MORGANTOWN — Mitch Brozik, former owner of former Morgantown security firm Secure US, has suffered another loss in his years-long litigation against his aunt, Betty Parmer of Harrisburg, Pa. This tie, it was an appeal to the state Supreme Court

On Wednesday, the Supreme Court upheld a May 28 Monongalia County Circuit Court ruling that Brozik’s ex-wife turn over items of Brozik’s personal property in her possession to the court to partially satisfy a judgment Parmer won against Brozik, and that Brozik’s divorce attorney pay Parmer $5,000 that had been held in the attorney’s client trust account.

The Parmer-Brozik suit was one of a complex web of related cases. This particular case began in September 2013 when Parmer, 77 at the time, sued Brozik, his company MB Security, and Clarksburg attorneys Thomas Kupec, his son Brandon Kupec, and Gregory Morgan. Parmer claimed she was fraudulently induced to buy the assets of Secure US , duped into signing over the company management to Brozik through MB Security, and denied access to her assets.

In December 2015, after a three-week trial, a jury awarded Parmer $1.7 million in damages. The jury determined that Brozik and MB Security breached fiduciary duty to Parmer and breached contract with her, and fraudulently induced her to make the transactions that led to the purchase of Secure US.

In November 2015, Lancaster, Pa.-based Select Security bought the assets of Secure US in a private sale. The sale took place to satisfy a prior California-based Security Alarm Financing Services’ $1.13 million lien against Brozik.

The Supreme Court affirmed the $1.7 million judgment in January 2017. In March, Brozik’s divorce was finalized.

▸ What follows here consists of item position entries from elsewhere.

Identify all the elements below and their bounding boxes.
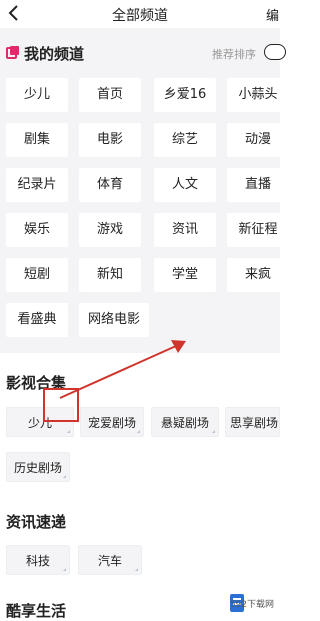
watermark-text: 592下载网 xyxy=(229,600,274,610)
annotation-arrow-icon xyxy=(59,340,186,399)
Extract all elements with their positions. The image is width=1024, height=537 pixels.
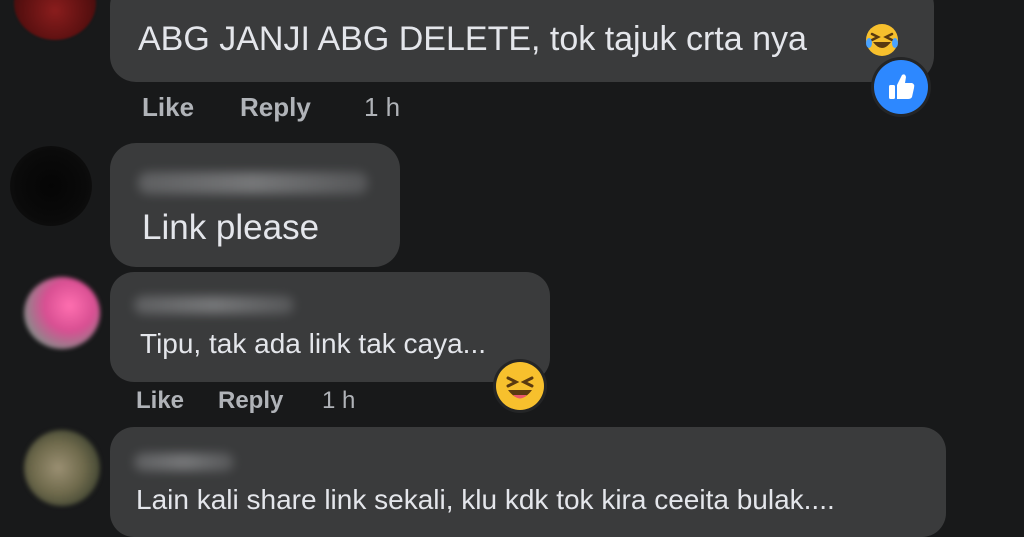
comment-text: Tipu, tak ada link tak caya...	[140, 328, 487, 359]
reply-button[interactable]: Reply	[240, 92, 311, 123]
like-button[interactable]: Like	[136, 387, 184, 415]
author-name-blurred[interactable]	[138, 172, 368, 194]
comment-text: Link please	[142, 208, 320, 247]
comment-bubble	[110, 143, 400, 267]
haha-reaction-icon[interactable]	[496, 362, 544, 410]
reply-button[interactable]: Reply	[218, 387, 283, 415]
author-name-blurred[interactable]	[134, 296, 294, 314]
laughing-tears-emoji-icon	[866, 24, 898, 56]
like-reaction-icon[interactable]	[874, 60, 928, 114]
comment-text: ABG JANJI ABG DELETE, tok tajuk crta nya	[138, 20, 807, 58]
comment-bubble	[110, 272, 550, 382]
avatar[interactable]	[24, 430, 100, 506]
comment-timestamp[interactable]: 1 h	[364, 92, 400, 123]
avatar[interactable]	[14, 0, 96, 40]
thumbs-up-icon	[889, 74, 915, 99]
comment-text: Lain kali share link sekali, klu kdk tok…	[136, 484, 835, 515]
author-name-blurred[interactable]	[134, 453, 234, 471]
avatar[interactable]	[24, 277, 100, 349]
comment-bubble	[110, 427, 946, 537]
haha-face-icon	[506, 376, 534, 399]
avatar[interactable]	[10, 146, 92, 226]
like-button[interactable]: Like	[142, 92, 194, 123]
comment-timestamp[interactable]: 1 h	[322, 387, 355, 415]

Brozik and his ex-wife then reached an agreement to distribute assets. Part of the deal was that she return his personal property that was in their former home to him in exchange for $60,000, and provide him with an itemized list of the property. When they failed to keep the agreement, Mon Family Court order the house sold and proceeds split, but Brozik appealed to circuit court.

Circuit court ordered the ex to turn over the property to Brozik and Brozik’s attorney to give her $5,000 from the trust account.

Parmer attempted to intervene in that appeal to get the $5,000 and the property , but was denied. She then filed a motion to compel Brozik’s ex to turn over the property and the attorney to hand over the money.

The case took another twist when Brozik’s attorney told circuit court he had given Brozik’s ex the $5,000 from a third party as part of an arrangement for the third party to buy the Brozik home and let Brozik rent it.

So in May, circuit court ordered the ex to turn over the property to the court’s receiver to appraise and sell to help satisfy the Parmer judgment, and ordered the attorney to give Parmer the $5,000.

Brozik appealed the circuit court’s ruling and on Wednesday the court ruled against him in a memorandum decision, shooting down all of Brozik’s legal arguments (too full of legalese to explain).

Affirming the circuit court order, Brozik’s ex must turn over all of his personal property to the court receiver, and Brozik’s attorney must give Parmer the $5,000.

Unrelated to the Parmer case, in May 2014, Brozik pleaded guilty in federal court to one count of federal income tax evasion, more specifically, “obstructing and impeding the administration of the Internal Revenue Service.”

Court documents showed that Brozik used corporate funds for personal use in three manners: Through checks written to “cash”; through use of corporate credit cards for personal expenses; and holding an “off the books” account in the company’s name. The credit card use could not be exactly determined but amounted to six figures.

Following negotiations, Brozik was ordered to pay $124,915.51 in restitution, a $5,000 fine and $100 assessment. On January 19, 2016, he entered FCI Butner Low, a low security federal prison in North Carolina, and was released the following July 15.